Les contradictions apparaissant dans le désignation de cette organisation comme terroriste montrent bien le caractère arbitraire, de circonstance et purement politique, de cette procédure. Depuis 2010, ce parti n’est plus repris dans la liste officielle des organisations terroristes de l’Union européenne, tandis que l’interdiction controversée de ce parti en Espagne a été finalement confirmée par la Cour européenne des droits de l’homme en 2009. Cette organisation refuse de condamner unilatéralement les attentats de l’ETA, sans condamner, en même temps la violence de l’État espagnol, pour qui, malgré la torture systématique des militants basques dans les commissariats, toute violation des droits de l’homme aurait disparu en Espagne depuis la fin de la dictature franquiste.
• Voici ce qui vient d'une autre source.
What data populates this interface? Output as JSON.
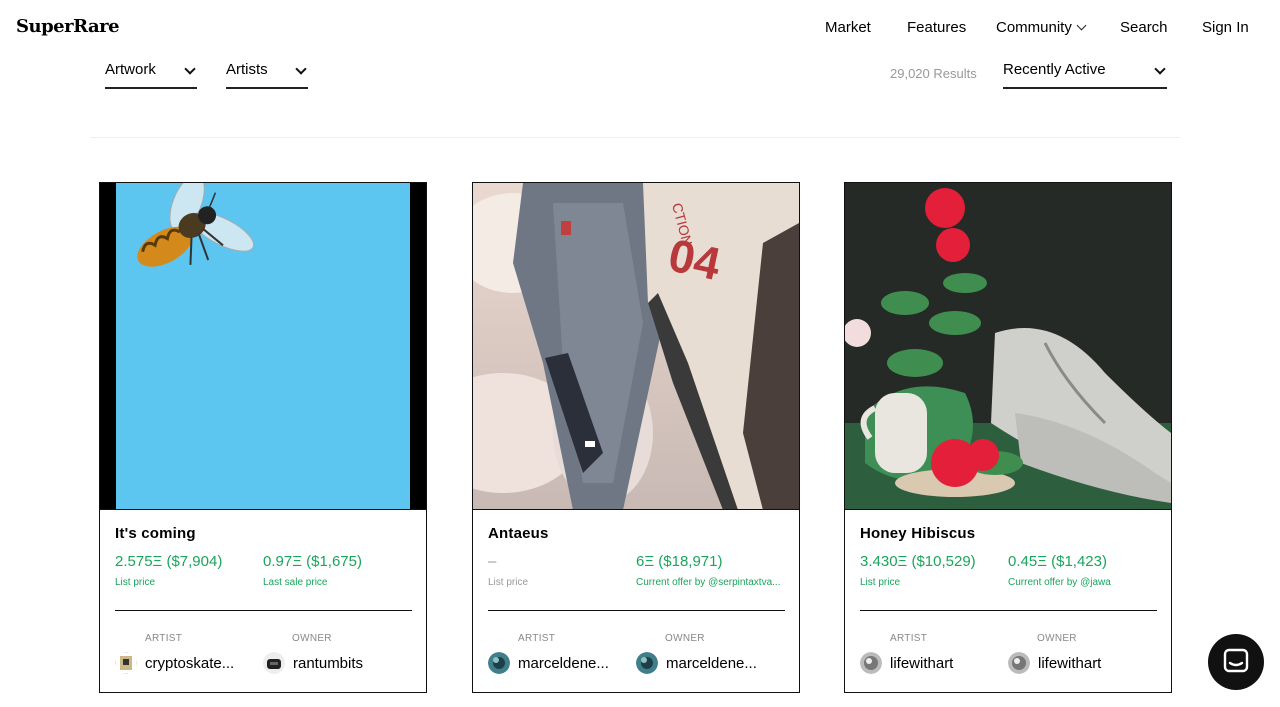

[6] Silvia Cattori, « Jean-Claude Paye : ’’Les lois anti-terroristes. Un Acte constitutif de l’Empire’’ », Réseau Voltaire, le 30 août 2007.
[7] Jean-Claude Paye, « Les faux semblants du mandat d’arrêt européen », Le Monde diplomatique, février 2002.
[8] Le fait que le pouvoir judiciaire obtienne formellement plus de prérogatives explique la position ambivalente du Syndicat de la Magistrature, par ailleurs d’avantage critique sur la politique gouvernementale en matière de justice et de police. « Aurore Martin sera t-elle livrée pour ses idées ? », par Matthieu Bonduelle et Patrick Henriot, Le Monde, 15 juin 2011.